I could bag on the state of churches all day long, but thankfully I won’t. Is there anyone who sees real danger or is it only me? I’m thankful for the NFC, but where is the passion and motivation? Does anyone feel a fire lit under them? Anyone willing to state what he/she will do personally?

*Letitia*
(member of the infamous The Journey church in St. Louis, just for those of you who don’t think I’ve stirred up enough for one day)

Am I caught yet?

bloggernaut said...

I meant the part about reforming our own churches in relation to the previous session. Sorry for any confusion

bloggernaut said...

Ok, my heavy handed congratulations are not falling on jovial ears as expected. Those of you monitoring both this and Timmy Brister's blog know that I posted the same entry to each. Just to make myself clear, the serious stuff is serious. The spanking part is NOT. Timmy Brister and TeamPyro are doing a fantastic job covering the conference. I thank each for their contributions to the web and are learning a great deal from these blogs.

*Letitia*

donsands said...

It's so pure and simple, the Gospel. It's so refreshing to hear messages like this.

FX Turk said...

I'd like to go on-record to mention that Timmy was not now, nor has ever been, spanked by us.
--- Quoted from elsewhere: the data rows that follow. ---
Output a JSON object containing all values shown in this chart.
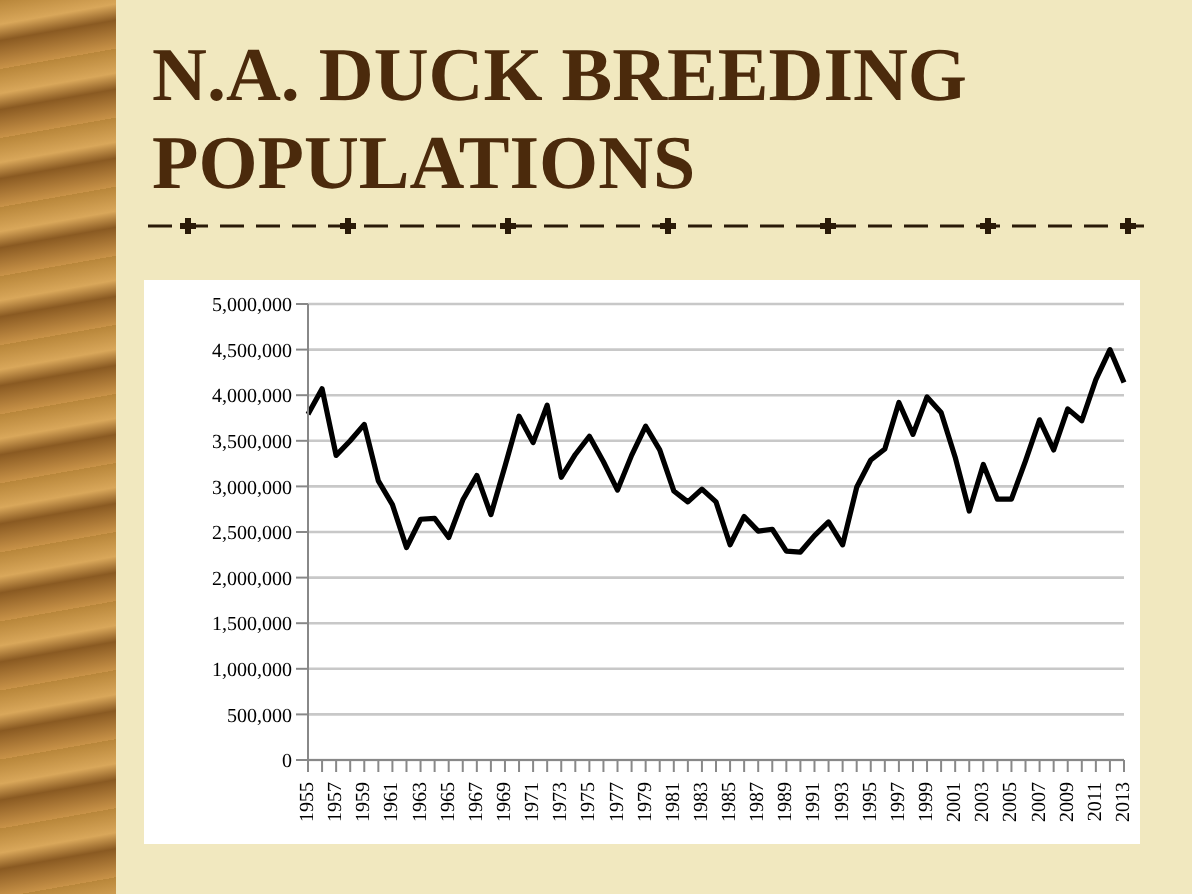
{
  "chart_data": {
    "type": "line",
    "title": "N.A. DUCK BREEDING POPULATIONS",
    "categories": [
      "1955",
      null,
      "1957",
      null,
      "1959",
      null,
      "1961",
      null,
      "1963",
      null,
      "1965",
      null,
      "1967",
      null,
      "1969",
      null,
      "1971",
      null,
      "1973",
      null,
      "1975",
      null,
      "1977",
      null,
      "1979",
      null,
      "1981",
      null,
      "1983",
      null,
      "1985",
      null,
      "1987",
      null,
      "1989",
      null,
      "1991",
      null,
      "1993",
      null,
      "1995",
      null,
      "1997",
      null,
      "1999",
      null,
      "2001",
      null,
      "2003",
      null,
      "2005",
      null,
      "2007",
      null,
      "2009",
      null,
      "2011",
      null,
      "2013"
    ],
    "series": [
      {
        "color": "#000000",
        "values": [
          3790000,
          4070000,
          3340000,
          3500000,
          3680000,
          3060000,
          2800000,
          2330000,
          2640000,
          2650000,
          2440000,
          2850000,
          3120000,
          2690000,
          3220000,
          3770000,
          3480000,
          3890000,
          3100000,
          3350000,
          3550000,
          3270000,
          2960000,
          3340000,
          3660000,
          3400000,
          2950000,
          2830000,
          2970000,
          2830000,
          2360000,
          2670000,
          2510000,
          2530000,
          2290000,
          2280000,
          2460000,
          2610000,
          2360000,
          2990000,
          3290000,
          3410000,
          3920000,
          3570000,
          3980000,
          3810000,
          3320000,
          2730000,
          3240000,
          2860000,
          2860000,
          3280000,
          3730000,
          3400000,
          3850000,
          3720000,
          4170000,
          4500000,
          4140000
        ]
      }
    ],
    "ylim": [
      0,
      5000000
    ],
    "yticks": [
      0,
      {
        "value": 500000,
        "label": "500,000"
      },
      {
        "value": 1000000,
        "label": "1,000,000"
      },
      {
        "value": 1500000,
        "label": "1,500,000"
      },
      {
        "value": 2000000,
        "label": "2,000,000"
      },
      {
        "value": 2500000,
        "label": "2,500,000"
      },
      {
        "value": 3000000,
        "label": "3,000,000"
      },
      {
        "value": 3500000,
        "label": "3,500,000"
      },
      {
        "value": 4000000,
        "label": "4,000,000"
      },
      {
        "value": 4500000,
        "label": "4,500,000"
      },
      {
        "value": 5000000,
        "label": "5,000,000"
      }
    ],
    "grid": "y",
    "marker": "none",
    "line_style": "solid"
  }
}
No meat-chubs were bruised in the blogging of this conference.

James Scott Bell said...

Thanks for the summary, though the odd Billy Graham reference was superfluous and, from the wording, without substance.

Hang in there. Keep dry.

David Regier said...

Sounds like at least as much fun as The Saddleback Worship Conference.

Maybe not as loud.

Stefan Ewing said...

Evangelicalism in Canada is in an even sorrier state than it is south of the border. And Quebec is even more secular than the rest of Canada, with deep Catholic roots to boot. May God guide folks like Raymond Perron as he does the Lord's work in Quebec, and may his work be a shining light for English Canada as well.

David, you just like mentioning Saddleback to get Cent's hackles up, don't you? ;)

Phil Johnson said...

Frank: "I'd like to go on-record to mention that Timmy was not now, nor has ever been, spanked by us."

...not to mention the fact that Joe Thorn's photos are going to make our cell-phone captures look like trash.

I'll bet our lunch was better than theirs, though. That's gotta count for something, huh?

Joe said...

I don't know. We ate at P.F. Changs. Where'd you guys eat?

DJP said...

I'll tell you this about it, Joe: it was "bad." And that's good.